For Luther, the Christian life is a gospel-grounded, gospel-built, gospel-magnifying life that exhibits the free and sovereign grace of God and is lived out in gratitude to the Savior who died for us, yoked to Him in cross-bearing until death is swallowed up in victory and faith becomes sight.
What do the sovereignty of God, salvation by grace, justification by faith, and new life in union with Christ mean for the living of the Christian life? For Luther, they carry four implications:
The first implication is the knowledge that the Christian believer is simul iustus et peccator,1 at one and the same time justified and yet a sinner. This principle, to which Luther may have been stimulated by John Tauler’s Theologia Germanica, was a hugely stabilizing principle: in and of myself, all I see is a sinner; but when I see myself in Christ, I see a man counted righteous with His perfect righteousness.
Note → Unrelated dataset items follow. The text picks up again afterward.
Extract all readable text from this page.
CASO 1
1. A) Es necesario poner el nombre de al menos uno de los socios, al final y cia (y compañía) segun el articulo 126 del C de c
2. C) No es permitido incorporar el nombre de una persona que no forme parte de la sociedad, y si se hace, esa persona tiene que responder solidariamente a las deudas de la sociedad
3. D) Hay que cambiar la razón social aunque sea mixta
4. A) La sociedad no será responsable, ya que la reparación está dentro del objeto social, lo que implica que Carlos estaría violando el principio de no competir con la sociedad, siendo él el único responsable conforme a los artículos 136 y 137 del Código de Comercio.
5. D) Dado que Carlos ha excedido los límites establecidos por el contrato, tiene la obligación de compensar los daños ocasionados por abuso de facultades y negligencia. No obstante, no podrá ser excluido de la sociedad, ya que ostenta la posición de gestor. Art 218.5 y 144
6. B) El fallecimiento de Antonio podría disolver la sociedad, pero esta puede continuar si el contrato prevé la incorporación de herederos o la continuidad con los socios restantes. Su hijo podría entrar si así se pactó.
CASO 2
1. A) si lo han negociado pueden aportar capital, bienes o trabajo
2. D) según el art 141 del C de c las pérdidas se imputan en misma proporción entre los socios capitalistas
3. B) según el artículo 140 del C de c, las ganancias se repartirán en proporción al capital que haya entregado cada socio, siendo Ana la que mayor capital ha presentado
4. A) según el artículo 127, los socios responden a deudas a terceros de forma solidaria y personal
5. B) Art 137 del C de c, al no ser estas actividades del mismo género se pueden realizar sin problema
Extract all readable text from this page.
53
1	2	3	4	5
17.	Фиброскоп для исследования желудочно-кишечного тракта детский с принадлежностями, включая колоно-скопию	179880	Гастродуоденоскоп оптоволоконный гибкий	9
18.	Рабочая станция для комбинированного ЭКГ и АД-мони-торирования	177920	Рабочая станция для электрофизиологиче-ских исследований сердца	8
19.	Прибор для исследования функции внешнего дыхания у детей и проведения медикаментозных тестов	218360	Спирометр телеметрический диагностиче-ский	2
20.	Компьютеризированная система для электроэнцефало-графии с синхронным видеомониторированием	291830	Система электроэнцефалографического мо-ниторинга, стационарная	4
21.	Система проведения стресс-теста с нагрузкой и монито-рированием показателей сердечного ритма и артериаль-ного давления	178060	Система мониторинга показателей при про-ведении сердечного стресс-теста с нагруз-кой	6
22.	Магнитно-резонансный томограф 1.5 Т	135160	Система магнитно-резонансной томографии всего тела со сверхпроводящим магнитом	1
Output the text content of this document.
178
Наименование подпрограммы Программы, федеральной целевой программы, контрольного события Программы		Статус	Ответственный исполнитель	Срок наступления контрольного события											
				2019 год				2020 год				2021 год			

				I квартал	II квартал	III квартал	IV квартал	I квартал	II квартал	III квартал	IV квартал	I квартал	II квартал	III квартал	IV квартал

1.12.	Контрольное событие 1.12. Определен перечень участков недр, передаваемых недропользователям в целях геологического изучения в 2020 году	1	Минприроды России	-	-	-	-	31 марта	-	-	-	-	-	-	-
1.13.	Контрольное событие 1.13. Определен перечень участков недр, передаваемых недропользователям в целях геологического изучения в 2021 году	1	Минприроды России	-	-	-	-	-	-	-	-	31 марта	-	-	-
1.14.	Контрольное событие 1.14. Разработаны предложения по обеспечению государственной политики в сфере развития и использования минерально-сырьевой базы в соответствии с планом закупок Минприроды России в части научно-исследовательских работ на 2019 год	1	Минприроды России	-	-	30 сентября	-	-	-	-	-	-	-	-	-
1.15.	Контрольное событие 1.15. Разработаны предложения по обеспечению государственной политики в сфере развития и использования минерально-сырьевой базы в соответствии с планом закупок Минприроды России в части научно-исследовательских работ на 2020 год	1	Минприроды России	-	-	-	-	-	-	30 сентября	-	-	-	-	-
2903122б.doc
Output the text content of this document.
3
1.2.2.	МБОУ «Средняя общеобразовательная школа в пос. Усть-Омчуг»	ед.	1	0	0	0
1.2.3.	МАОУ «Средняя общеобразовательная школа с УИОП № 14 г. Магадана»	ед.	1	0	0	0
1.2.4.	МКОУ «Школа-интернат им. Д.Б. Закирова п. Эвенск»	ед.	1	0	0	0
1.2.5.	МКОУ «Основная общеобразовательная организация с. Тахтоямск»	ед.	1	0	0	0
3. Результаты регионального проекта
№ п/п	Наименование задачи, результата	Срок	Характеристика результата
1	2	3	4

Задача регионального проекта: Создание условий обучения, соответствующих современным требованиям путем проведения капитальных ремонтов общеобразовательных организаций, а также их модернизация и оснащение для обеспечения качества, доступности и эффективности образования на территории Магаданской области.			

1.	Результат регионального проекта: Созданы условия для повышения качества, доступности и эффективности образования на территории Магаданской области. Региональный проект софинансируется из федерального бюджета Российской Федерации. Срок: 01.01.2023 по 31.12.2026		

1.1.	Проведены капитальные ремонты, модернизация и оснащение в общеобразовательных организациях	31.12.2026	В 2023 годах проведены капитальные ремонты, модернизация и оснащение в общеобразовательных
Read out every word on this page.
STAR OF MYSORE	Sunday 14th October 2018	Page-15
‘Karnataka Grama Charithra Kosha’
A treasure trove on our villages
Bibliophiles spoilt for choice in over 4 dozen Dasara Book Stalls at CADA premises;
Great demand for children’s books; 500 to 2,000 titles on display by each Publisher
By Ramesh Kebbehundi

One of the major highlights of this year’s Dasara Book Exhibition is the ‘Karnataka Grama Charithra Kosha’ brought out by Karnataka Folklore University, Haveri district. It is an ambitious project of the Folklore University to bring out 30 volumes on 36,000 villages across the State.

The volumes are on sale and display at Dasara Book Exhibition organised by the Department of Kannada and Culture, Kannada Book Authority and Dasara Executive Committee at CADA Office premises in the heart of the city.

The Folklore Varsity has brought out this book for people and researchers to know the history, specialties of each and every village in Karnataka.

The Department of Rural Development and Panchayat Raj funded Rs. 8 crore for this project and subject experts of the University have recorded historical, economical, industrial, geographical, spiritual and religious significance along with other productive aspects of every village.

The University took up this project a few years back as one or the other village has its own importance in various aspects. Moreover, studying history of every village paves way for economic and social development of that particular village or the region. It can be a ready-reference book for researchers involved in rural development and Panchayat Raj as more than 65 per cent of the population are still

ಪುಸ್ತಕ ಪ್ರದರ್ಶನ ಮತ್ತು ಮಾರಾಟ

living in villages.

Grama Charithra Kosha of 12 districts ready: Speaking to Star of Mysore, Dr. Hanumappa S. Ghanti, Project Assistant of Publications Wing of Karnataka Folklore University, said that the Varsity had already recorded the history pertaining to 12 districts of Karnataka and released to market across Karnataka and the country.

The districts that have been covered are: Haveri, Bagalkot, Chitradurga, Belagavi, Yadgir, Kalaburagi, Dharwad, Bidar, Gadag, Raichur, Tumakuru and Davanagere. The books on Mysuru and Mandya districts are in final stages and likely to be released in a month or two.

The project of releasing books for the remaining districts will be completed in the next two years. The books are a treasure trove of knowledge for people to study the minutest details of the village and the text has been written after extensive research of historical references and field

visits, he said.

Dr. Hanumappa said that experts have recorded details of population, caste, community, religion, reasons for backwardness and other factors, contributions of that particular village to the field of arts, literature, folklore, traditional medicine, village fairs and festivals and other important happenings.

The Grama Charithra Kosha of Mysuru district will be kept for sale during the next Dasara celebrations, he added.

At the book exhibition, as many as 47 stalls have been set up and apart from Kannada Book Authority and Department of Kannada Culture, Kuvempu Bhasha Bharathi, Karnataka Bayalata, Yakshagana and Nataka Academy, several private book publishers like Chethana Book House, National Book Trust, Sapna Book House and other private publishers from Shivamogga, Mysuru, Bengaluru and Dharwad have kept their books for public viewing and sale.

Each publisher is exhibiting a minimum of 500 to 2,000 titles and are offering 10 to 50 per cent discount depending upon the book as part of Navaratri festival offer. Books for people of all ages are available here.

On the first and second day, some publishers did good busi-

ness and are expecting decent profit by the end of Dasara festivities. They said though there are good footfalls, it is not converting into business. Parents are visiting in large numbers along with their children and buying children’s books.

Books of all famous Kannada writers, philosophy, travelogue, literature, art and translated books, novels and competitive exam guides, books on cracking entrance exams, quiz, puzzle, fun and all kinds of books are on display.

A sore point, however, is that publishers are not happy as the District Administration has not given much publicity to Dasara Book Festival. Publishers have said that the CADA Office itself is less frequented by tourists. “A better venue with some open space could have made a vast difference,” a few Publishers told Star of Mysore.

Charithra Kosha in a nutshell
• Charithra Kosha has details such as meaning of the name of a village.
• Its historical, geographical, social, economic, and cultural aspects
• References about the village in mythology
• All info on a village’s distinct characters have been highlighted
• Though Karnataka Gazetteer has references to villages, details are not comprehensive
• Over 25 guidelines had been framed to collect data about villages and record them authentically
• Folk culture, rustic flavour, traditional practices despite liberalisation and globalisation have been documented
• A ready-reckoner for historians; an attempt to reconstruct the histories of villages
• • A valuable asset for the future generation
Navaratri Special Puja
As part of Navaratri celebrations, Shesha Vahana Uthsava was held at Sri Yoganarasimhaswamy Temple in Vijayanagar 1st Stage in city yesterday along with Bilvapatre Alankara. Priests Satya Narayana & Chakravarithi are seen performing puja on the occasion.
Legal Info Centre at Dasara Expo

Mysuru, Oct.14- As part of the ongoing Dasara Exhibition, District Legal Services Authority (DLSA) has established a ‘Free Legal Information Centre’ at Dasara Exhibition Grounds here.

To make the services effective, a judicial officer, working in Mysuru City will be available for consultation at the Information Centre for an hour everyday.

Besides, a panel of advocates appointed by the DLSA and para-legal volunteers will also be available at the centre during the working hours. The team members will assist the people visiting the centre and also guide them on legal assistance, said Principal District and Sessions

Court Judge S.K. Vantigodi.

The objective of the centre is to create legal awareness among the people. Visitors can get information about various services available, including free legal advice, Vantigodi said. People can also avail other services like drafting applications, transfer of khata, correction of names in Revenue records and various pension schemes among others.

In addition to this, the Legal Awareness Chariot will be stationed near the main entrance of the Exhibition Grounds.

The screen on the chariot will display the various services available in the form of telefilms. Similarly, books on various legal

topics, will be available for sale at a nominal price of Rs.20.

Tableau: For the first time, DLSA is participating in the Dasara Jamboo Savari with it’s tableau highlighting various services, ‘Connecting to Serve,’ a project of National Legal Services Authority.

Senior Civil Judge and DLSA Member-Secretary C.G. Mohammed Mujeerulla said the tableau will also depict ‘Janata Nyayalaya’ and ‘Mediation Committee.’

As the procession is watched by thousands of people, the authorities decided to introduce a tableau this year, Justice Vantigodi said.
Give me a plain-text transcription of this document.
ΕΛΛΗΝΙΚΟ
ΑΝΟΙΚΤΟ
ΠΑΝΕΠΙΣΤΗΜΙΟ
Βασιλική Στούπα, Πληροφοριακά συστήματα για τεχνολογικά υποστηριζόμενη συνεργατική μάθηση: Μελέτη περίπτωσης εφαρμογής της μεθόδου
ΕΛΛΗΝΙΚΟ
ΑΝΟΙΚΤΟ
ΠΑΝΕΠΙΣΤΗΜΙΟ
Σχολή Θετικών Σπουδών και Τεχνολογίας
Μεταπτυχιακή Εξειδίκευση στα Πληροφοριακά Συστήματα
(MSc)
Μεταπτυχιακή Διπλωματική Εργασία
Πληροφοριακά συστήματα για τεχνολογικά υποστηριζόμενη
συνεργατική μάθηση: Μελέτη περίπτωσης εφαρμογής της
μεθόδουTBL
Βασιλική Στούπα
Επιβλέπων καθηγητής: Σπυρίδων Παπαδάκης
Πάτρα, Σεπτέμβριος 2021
Such a man is therefore able to stand before God as righteous as Jesus Christ—because he is righteous only in the righteousness that is Christ’s. Here we stand secure.
The second implication is the discovery that God has become our Father in Christ. We are accepted. One of the most beautiful accounts found in Luther’s Table Talk was, perhaps significantly, recorded by the somewhat mel- ancholic, yet much loved, John Schlaginhaufen:
God must be much friendlier to me and speak to me in friendlier fashion than my Katy to little Martin. Neither Katy nor I could intentionally gouge out the eye or tear off the head of our child. Nor could God. God must have patience with us. He has given evidence of it, and therefore he sent his Son into our flesh in order that we may look to him for the best.2
Third, Luther emphasizes that life in Christ is necessarily life under the cross.3 If we are united to Christ, our lives will be patterned after His. The way for both the true church and the true Christian is not via the theology of glory (theologia gloriae) but via the theology of the cross (theologia crucis). This impacts us inwardly as we die to self and outwardly as we share in the sufferings of the church. The medieval theology of glory must be overcome by the theology of the cross. For all their differences in understanding the precise nature of the sacraments, Luther and Calvin are at one here. If we are united with Christ in His death and resurrection, and marked out thus by our baptism (as Paul teaches in Rom. 6:1–14), then the whole of the Christian life will be a cross-bearing:
The Cross of Christ doth not signify that piece of wood which Christ did bear upon his shoulders, and to the which he was afterwards nailed, but generally it signifieth all the afflictions of the faithful, whose sufferings are Christ’s sufferings, 2 Cor. i.5: “The sufferings of Christ abound in us”; again: “Now rejoice I in my sufferings for you, and fulfil the rest of the afflictions of Christin my flesh, for his body’s sake, which is the Church” &c. (Col. i.24).